Saturday, August 24, 2013

Getting Published After Years of Writing Character Driven Fiction

You heard the story of the rock band that was discovered after touring the Midwest for six months.

"Man, we paid our dues," said the lead singer, complaining about the bad food and long nights.

Well try 25 years of perfecting your chops, man.

I finally managed to get a publisher interested in my work. When I was 25 I dropped out of film school after getting my funding for a short film axed in mid edit. I turned to my IBM word processor, (that's quaint, isn't it?) comforting myself with the notion that nobody could take that away from me, and quickly sent off my Raymond Carver inspired short story to an editor at Esquire magazine in the mail. I never saw it again. That black hole of obscurity was an experience that would be repeated over a 25 year period and three continents, as I made my way as a journalist, activist, and teacher, never losing my faith in the power of words to evoke the nugget of truth, the Flannery O'Connor epiphany, the New Yorker mood of revealed truth about the human condition through concise and intuitive writing.

This week I signed a contract with a small publisher, Harvard Square Editions, to bring out SAVIOR, a dystopian thriller, as an ebook. SAVIOR takes place in an alternative present time, with a stagnant America beset by a powerful and evil international narcotics trading organization intent on acquiring a lethal weapon of massive, destructive, civilization-ending capability. I had a lot of fun writing it, and it shows. My move away from a purely literary, introspective, character driven writing process is no accident. As a self-publisher, I have discovered first hand that the audience for today's works of fiction is not driven by the dictates of critics or mainstream publishers steeped in the teachings of our educational establishments. Instead, the proliferation of ebooks and new reading technologies like the Amazon Kindle are growing a mass reading audience that prefers, in the words of W.H. Auden, "entertainment which is intended to be consumed like food, forgotten, and then replaced with a new dish." I won't pretend to pontificate on the merits of genre fiction as opposed to mainstream, "literary" fiction. I just finished reading Michael Chabon's excellent collection of essays on this subject, Maps and Legends, and I will quote from it here to give a feeling for where I think we are going:

"All literature, highbrow or low, from the Aeneid onward, is fan fiction...Through parody and pastiche, allusion and homage, retelling and reimagining the stories that were told before us and that we have come of age loving - amateurs - we proceed, seeking out the blank places in the map that our favorite writers, in their greatness and negligence, have left for us, hoping to pass on to our own readers, should we be lucky enough to find any, some of the pleasure that we ourselves have taken in the stuff we love: to get in on the game. All novels are sequels. "

So I am plotting out a sequel, a Book Two of the Savior trilogy, and this will indeed take place in a future of the imagination.
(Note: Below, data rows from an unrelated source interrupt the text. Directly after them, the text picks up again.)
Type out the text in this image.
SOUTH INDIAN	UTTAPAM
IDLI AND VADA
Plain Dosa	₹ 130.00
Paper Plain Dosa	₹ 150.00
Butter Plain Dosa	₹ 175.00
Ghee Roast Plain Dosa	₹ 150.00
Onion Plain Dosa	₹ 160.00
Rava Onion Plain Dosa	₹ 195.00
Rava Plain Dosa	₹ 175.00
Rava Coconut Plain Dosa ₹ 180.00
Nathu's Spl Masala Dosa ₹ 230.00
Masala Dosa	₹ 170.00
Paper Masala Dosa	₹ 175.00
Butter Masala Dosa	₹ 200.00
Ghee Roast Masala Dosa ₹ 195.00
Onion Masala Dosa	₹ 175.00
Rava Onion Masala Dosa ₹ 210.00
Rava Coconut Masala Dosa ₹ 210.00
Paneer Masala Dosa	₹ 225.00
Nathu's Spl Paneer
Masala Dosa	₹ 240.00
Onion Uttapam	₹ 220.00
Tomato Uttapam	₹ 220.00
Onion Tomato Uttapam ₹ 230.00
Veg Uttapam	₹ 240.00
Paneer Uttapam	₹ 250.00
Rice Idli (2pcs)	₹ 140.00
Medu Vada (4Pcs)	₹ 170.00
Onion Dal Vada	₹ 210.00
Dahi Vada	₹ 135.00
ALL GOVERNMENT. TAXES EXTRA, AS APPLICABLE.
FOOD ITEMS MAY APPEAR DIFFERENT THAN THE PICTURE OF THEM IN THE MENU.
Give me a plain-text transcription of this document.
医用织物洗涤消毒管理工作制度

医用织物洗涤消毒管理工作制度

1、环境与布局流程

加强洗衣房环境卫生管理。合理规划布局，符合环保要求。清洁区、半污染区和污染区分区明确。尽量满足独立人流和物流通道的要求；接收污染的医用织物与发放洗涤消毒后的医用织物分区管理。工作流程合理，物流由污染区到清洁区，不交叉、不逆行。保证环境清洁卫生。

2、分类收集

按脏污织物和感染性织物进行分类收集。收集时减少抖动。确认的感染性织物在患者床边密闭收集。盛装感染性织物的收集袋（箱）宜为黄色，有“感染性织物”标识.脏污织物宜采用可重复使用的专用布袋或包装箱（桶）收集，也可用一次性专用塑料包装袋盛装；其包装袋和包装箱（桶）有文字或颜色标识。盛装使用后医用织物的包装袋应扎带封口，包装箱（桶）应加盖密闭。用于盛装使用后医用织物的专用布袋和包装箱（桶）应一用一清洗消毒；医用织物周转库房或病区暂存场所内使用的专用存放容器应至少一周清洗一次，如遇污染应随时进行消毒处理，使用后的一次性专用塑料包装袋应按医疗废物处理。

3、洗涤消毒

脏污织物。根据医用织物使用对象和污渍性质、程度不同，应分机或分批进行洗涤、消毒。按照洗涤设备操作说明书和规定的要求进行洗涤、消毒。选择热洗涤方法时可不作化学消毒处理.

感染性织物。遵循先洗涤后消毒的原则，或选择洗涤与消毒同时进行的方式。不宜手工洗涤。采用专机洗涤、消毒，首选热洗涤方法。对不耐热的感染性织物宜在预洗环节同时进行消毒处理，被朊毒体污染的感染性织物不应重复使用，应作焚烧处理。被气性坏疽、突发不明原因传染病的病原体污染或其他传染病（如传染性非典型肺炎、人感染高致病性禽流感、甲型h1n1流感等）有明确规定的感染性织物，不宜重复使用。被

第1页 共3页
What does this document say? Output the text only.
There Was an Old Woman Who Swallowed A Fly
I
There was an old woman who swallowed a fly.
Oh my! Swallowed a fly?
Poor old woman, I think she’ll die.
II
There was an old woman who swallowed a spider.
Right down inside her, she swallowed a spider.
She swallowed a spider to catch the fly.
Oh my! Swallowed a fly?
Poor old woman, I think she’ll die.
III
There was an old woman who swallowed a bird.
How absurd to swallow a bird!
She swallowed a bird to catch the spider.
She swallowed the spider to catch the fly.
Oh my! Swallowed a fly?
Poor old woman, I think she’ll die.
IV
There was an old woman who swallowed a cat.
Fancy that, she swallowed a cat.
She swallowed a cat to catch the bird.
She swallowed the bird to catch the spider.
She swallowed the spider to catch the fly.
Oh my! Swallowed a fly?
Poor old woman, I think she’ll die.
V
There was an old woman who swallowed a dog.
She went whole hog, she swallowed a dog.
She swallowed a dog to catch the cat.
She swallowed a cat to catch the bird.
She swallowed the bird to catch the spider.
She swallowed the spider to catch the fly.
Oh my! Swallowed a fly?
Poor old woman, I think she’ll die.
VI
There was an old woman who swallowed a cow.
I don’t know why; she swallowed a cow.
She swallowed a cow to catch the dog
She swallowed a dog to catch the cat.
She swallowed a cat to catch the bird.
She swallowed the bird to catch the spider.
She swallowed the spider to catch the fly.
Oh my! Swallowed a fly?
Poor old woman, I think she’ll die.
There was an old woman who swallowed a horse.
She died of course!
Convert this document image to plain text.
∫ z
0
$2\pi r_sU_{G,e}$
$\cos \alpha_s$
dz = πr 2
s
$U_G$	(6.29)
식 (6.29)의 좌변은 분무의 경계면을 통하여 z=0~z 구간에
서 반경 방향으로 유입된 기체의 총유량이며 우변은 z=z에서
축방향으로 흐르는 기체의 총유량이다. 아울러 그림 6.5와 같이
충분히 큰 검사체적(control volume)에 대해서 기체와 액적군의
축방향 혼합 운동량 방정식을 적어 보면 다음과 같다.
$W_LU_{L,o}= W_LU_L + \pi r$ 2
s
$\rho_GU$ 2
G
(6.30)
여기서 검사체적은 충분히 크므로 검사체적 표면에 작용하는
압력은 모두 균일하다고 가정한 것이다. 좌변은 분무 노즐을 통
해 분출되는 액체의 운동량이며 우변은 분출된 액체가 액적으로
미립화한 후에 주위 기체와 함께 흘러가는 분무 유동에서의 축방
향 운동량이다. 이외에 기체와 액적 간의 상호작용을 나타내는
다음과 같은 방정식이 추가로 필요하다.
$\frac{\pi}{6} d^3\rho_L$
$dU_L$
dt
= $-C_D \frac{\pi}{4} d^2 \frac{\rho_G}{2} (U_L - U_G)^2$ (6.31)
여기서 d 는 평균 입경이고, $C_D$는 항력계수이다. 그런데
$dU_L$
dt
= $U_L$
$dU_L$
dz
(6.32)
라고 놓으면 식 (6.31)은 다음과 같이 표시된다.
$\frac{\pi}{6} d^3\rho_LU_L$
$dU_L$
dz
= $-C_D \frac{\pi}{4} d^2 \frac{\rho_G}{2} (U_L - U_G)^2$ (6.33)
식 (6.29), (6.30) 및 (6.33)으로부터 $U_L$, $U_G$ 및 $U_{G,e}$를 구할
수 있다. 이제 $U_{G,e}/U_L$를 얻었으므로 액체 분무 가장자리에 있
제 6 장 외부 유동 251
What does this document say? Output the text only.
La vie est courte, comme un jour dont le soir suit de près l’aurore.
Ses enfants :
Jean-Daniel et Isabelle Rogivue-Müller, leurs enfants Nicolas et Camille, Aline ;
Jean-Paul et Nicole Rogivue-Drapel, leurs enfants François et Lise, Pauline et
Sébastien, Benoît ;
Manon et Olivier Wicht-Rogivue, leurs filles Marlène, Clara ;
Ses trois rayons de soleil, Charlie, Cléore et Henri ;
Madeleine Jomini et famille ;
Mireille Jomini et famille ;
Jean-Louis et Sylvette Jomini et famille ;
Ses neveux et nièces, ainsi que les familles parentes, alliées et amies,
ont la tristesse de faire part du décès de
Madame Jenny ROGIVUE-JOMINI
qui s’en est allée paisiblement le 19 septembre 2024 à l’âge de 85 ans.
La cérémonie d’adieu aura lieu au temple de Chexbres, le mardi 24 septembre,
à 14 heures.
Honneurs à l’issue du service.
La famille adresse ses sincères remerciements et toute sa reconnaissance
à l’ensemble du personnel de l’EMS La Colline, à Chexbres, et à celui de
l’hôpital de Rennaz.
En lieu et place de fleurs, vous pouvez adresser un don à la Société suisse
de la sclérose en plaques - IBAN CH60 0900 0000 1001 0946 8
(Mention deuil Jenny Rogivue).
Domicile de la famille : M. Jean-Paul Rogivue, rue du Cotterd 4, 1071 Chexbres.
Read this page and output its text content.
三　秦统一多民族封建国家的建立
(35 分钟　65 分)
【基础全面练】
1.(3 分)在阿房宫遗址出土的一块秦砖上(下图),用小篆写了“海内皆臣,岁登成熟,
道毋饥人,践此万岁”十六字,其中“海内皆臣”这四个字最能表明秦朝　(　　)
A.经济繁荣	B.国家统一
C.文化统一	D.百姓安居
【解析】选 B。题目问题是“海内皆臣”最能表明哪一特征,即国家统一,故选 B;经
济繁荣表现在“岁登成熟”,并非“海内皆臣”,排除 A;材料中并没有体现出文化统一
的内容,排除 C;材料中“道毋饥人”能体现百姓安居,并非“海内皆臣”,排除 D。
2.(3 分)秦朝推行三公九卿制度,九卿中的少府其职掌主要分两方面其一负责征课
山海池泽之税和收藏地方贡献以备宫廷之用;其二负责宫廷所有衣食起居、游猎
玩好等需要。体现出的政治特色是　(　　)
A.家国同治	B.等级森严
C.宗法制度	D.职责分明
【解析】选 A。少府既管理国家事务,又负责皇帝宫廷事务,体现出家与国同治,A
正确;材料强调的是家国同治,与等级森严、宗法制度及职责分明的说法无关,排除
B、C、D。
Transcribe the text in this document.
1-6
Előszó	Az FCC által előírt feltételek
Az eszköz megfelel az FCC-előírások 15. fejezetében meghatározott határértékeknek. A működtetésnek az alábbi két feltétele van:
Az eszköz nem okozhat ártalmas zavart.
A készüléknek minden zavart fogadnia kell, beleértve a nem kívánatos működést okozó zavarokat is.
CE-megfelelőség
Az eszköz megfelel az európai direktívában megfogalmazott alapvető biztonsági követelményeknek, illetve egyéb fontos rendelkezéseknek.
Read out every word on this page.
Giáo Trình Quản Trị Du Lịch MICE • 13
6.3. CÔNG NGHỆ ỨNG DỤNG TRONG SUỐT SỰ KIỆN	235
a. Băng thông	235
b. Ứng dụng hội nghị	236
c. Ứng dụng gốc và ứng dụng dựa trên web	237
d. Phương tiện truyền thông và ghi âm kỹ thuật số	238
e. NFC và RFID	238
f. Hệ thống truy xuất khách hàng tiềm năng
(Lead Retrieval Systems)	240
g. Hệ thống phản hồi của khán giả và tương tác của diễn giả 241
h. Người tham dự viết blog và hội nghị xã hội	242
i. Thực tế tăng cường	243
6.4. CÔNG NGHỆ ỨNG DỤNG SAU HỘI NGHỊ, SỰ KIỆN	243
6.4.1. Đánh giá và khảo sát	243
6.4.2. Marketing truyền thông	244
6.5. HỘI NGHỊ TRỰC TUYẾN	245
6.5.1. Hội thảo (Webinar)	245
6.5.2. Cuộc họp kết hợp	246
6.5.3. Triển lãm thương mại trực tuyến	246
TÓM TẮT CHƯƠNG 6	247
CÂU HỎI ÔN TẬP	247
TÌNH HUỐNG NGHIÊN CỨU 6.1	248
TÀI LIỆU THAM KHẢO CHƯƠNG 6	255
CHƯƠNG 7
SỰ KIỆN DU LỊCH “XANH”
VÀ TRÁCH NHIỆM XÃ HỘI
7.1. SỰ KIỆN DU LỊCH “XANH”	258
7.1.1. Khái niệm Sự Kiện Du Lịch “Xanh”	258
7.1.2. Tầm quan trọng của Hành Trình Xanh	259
As the architect of this future world, I am delighted and can't wait to put it together and watch it blow apart. Writing was never this much fun.

Let's take it a step further, let's crowd source the vision. What are your favorite trends and technologies that you think will shape the world out to the year 2075? Send in your suggestions. Here's a partial list of my own.

1. Climate change driving an autocratic, benign world government behind the ethic of sustainability and geo-engineering.
2. Mood enhancing drugs individualized to DNA allowing massive public narcotization.
3. Virtual reality gaming as a relief valve and the major preoccupation of the potentially rebellious young
4. Public transport based on Elon Musk tubes connecting major hubs
5. Sanctioned, off the grid communes based on monastic, Christian and Buddhist denial of desires.
6. Personal communication devices with variable ability to detect movement inside buildings, moods, and thoughts, depending on a person's rank.

That'll give you a taste of what's coming. I'd share the plot points with you, but I'm still old-fashioned enough to believe that it's a writer's job to be on the job in the confines of his own head, for the most part.